As for your friend .... I too have depression at times (but not clinical as I always pull through though it doesn't feel like it at the time) but have to say I don't appreciate anyone telling me there is anything actually wrong with me and needing to be fixed. Sometimes I need people to leave me alone and sometimes I wish others would do more to help but I know not what. In the end, go with your gut instinct .... do what you feel is right. Let her know you love her and would miss her if anything ever happened to her. Just let her know she is special. As a small acorn of a gift. It may or may not help.

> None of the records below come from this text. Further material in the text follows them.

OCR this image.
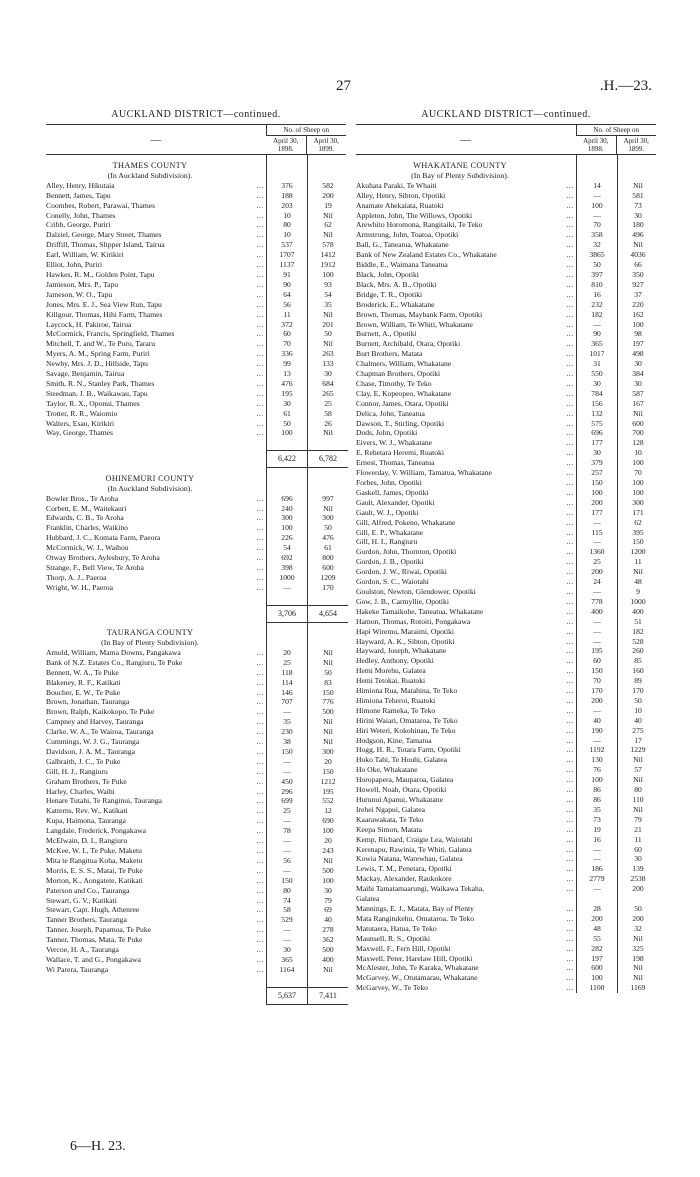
27	.H.—23.
AUCKLAND DISTRICT—continued.
—	No. of Sheep on	
	April 30, 1898.	April 30, 1899.
THAMES COUNTY			
(In Auckland Subdivision).			
Alley, Henry, Hikutaia	...	376	582
Bennett, James, Tapu	...	188	200
Coombes, Robert, Parawai, Thames	...	203	19
Conelly, John, Thames	...	10	Nil
Cribb, George, Puriri	...	80	62
Dalziel, George, Mary Street, Thames	...	10	Nil
Driffill, Thomas, Slipper Island, Tairua	...	537	578
Earl, William, W. Kirikiri	...	1707	1412
Elliot, John, Puriri	...	1137	1912
Hawkes, R. M., Golden Point, Tapu	...	91	100
Jamieson, Mrs. P., Tapu	...	90	93
Jameson, W. O., Tapu	...	64	54
Jones, Mrs. E. J., Sea View Run, Tapu	...	56	35
Killgour, Thomas, Hihi Farm, Thames	...	11	Nil
Laycock, H. Pakiroe, Tairua	...	372	201
McCormick, Francis, Springfield, Thames	...	60	50
Mitchell, T. and W., Te Puru, Tararu	...	70	Nil
Myers, A. M., Spring Farm, Puriri	...	336	263
Newby, Mrs. J. D., Hillside, Tapu	...	99	133
Savage, Benjamin, Tairua	...	13	30
Smith, R. N., Stanley Park, Thames	...	476	684
Steedman, J. B., Waikawau, Tapu	...	195	265
Taylor, R. X., Oponui, Thames	...	30	25
Trotter, R. R., Waiomio	...	61	58
Walters, Esau, Kirikiri	...	50	26
Way, George, Thames	...	100	Nil

		6,422	6,782
OHINEMURI COUNTY			
(In Auckland Subdivision).			
Bowler Bros., Te Aroha	...	696	997
Corbett, E. M., Waitekauri	...	240	Nil
Edwards, C. B., Te Aroha	...	300	300
Franklin, Charles, Waikino	...	100	50
Hubbard, J. C., Komata Farm, Paeora	...	226	476
McCormick, W. J., Waihou	...	54	61
Otway Brothers, Aylesbury, Te Aroha	...	692	800
Strange, F., Bell View, Te Aroha	...	398	600
Thorp, A. J., Paeroa	...	1000	1209
Wright, W. H., Paeroa	...	—	170

		3,706	4,654
TAURANGA COUNTY			
(In Bay of Plenty Subdivision).			
Arnold, William, Mama Downs, Pangakawa	...	20	Nil
Bank of N.Z. Estates Co., Rangiuru, Te Puke	...	25	Nil
Bennett, W. A., Te Puke	...	118	50
Blakeney, R. F., Katikati	...	114	83
Boucher, E. W., Te Puke	...	146	150
Brown, Jonathan, Tauranga	...	707	776
Brown, Ralph, Kaikokopo, Te Puke	...	—	500
Campney and Harvey, Tauranga	...	35	Nil
Clarke, W. A., Te Wairoa, Tauranga	...	230	Nil
Cummings, W. J. G., Tauranga	...	38	Nil
Davidson, J. A. M., Tauranga	...	150	300
Galbraith, J. C., Te Puke	...	—	20
Gill, H. J., Rangiuru	...	—	150
Graham Brothers, Te Puke	...	450	1212
Harley, Charles, Waihi	...	296	195
Henare Tutahi, Te Ranginui, Tauranga	...	699	552
Katterns, Rev. W., Katikati	...	25	12
Kupa, Haimona, Tauranga	...	—	690
Langdale, Frederick, Pongakawa	...	78	100
McElwain, D. I., Rangiuru	...	—	20
McKee, W. I., Te Puke, Maketu	...	—	243
Mita te Rangitua Koha, Maketu	...	56	Nil
Morris, E. S. S., Matai, Te Puke	...	—	500
Morton, K., Aongatete, Katikati	...	150	100
Paterson and Co., Tauranga	...	80	30
Stewart, G. V., Katikati	...	74	79
Stewart, Capt. Hugh, Athenree	...	58	69
Tanner Brothers, Tauranga	...	529	40
Tanner, Joseph, Papamoa, Te Puke	...	—	278
Tanner, Thomas, Mata, Te Puke	...	—	362
Vercoe, H. A., Tauranga	...	30	500
Wallace, T. and G., Pongakawa	...	365	400
Wi Parera, Tauranga	...	1164	Nil

		5,637	7,411
AUCKLAND DISTRICT—continued.
—	No. of Sheep on	
	April 30, 1898.	April 30, 1899.
WHAKATANE COUNTY			
(In Bay of Plenty Subdivision).			
Akuhata Paraki, Te Whaiti	...	14	Nil
Alley, Henry, Sibton, Opotiki	...	—	581
Anamate Ahekaiata, Ruatoki	...	100	73
Appleton, John, The Willows, Opotiki	...	—	30
Arewhito Horomona, Rangitaiki, Te Teko	...	70	180
Armstrong, John, Toatoa, Opotiki	...	358	496
Ball, G., Taneatua, Whakatane	...	32	Nil
Bank of New Zealand Estates Co., Whakatane	...	3865	4036
Biddle, E., Waimana Taneatua	...	50	66
Black, John, Opotiki	...	397	350
Black, Mrs. A. B., Opotiki	...	810	927
Bridge, T. R., Opotiki	...	16	37
Broderick, E., Whakatane	...	232	220
Brown, Thomas, Maybank Farm, Opotiki	...	182	162
Brown, William, Te Whiti, Whakatane	...	—	100
Burnett, A., Opotiki	...	90	98
Burnett, Archibald, Otara, Opotiki	...	365	197
Burt Brothers, Matata	...	1017	498
Chalmers, William, Whakatane	...	31	30
Chapman Brothers, Opotiki	...	550	384
Chase, Timothy, Te Teko	...	30	30
Clay, E, Kopeopeo, Whakatane	...	784	587
Connor, James, Otara, Opotiki	...	156	167
Delica, John, Taneatua	...	132	Nil
Dawson, T., Stirling, Opotiki	...	575	600
Dods, John, Opotiki	...	696	700
Eivers, W. J., Whakatane	...	177	128
E. Rehetara Heremi, Ruatoki	...	30	10
Ernest, Thomas, Taneatua	...	379	100
Flowerday, V. William, Tamatua, Whakatane	...	257	70
Forbes, John, Opotiki	...	150	100
Gaskell, James, Opotiki	...	100	100
Gault, Alexander, Opotiki	...	200	300
Gault, W. J., Opotiki	...	177	171
Gill, Alfred, Pokeno, Whakatane	...	—	62
Gill, E. P., Whakatane	...	115	395
Gill, H. I., Rangiuru	...	—	150
Gordon, John, Thornton, Opotiki	...	1360	1200
Gordon, J. B., Opotiki	...	25	11
Gordon, J. W., Riwai, Opotiki	...	200	Nil
Gordon, S. C., Waiotahi	...	24	48
Goulston, Newton, Glendower, Opotiki	...	—	9
Gow, J. B., Carmyllie, Opotiki	...	778	1000
Hakeke Tamaikohe, Taneatua, Whakatane	...	400	400
Hamon, Thomas, Rotoiti, Pongakawa	...	—	51
Hapi Wiremu, Maraimi, Opotiki	...	—	182
Hayward, A. K., Sibton, Opotiki	...	—	528
Hayward, Joseph, Whakatane	...	195	260
Hedley, Anthony, Opotiki	...	60	85
Hemi Morehu, Galatea	...	150	160
Hemi Tetokai, Ruatoki	...	70	89
Himiona Rua, Matahina, Te Teko	...	170	170
Himiona Teheroi, Ruatoki	...	200	50
Himone Rameka, Te Teko	...	—	10
Hirini Waiari, Omataroa, Te Teko	...	40	40
Hiri Weteri, Kokohinau, Te Teko	...	190	275
Hodgson, Kine, Tamatua	...	—	17
Hogg, H. R., Totara Farm, Opotiki	...	1192	1229
Hoko Tahi, Te Houhi, Galatea	...	130	Nil
Ho Oke, Whakatane	...	76	57
Horopapera, Mauparoa, Galatea	...	100	Nil
Howell, Noah, Otara, Opotiki	...	86	80
Hurunui Apanui, Whakatane	...	86	110
Irehei Ngapui, Galatea	...	35	Nil
Kaarawakata, Te Teko	...	73	79
Keepa Simon, Matata	...	19	21
Kemp, Richard, Craigie Lea, Waiotahi	...	16	11
Kerenapu, Rawinia, Te Whiti, Galatea	...	—	60
Kowia Natana, Warewhau, Galatea	...	—	30
Lewis, T. M., Penetara, Opotiki	...	186	139
Mackay, Alexander, Raukokore	...	2779	2538
Maihi Tamatamaarungi, Waikawa Tekaha,	...	—	200
Galatea			
Mannings, E. J., Matata, Bay of Plenty	...	28	50
Mata Rangitukehu, Omataroa, Te Teko	...	200	200
Matutaera, Hatua, Te Teko	...	48	32
Maunsell, R. S., Opotiki	...	55	Nil
Maxwell, F., Fern Hill, Opotiki	...	282	325
Maxwell, Peter, Harelaw Hill, Opotiki	...	197	198
McAlester, John, Te Karaka, Whakatane	...	600	Nil
McGarvey, W., Otutamarau, Whakatane	...	100	Nil
McGarvey, W., Te Teko	...	1100	1169
6—H. 23.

I had a friend I was very worried about once .... in the end I had to get help for myself as a friend because I couldn't get her any help! Years later my friend is struggling on with undiagnosed bi-polar or something and I keep a distance as I just can't help anymore. Sad.

Poignantly, when I was having a bad childhood episode of depression this is the same friend who once told me as a kid that she'd miss me if anything happened to me. That meant so much to me for so long, and makes me doubly guilty that I can not help her in these later years.

Doris said...

PS. How come I end up writing such essays in your comments! :-)

Curly K said...

Doris, you end up writing such essays for one reason only - you understand what I am talking about, (actually more than my friend, but I am determined to be there for her, so am listening to every syllable she utters right now; but will actually take a massive hug somewhere down the line - love ya babes :)!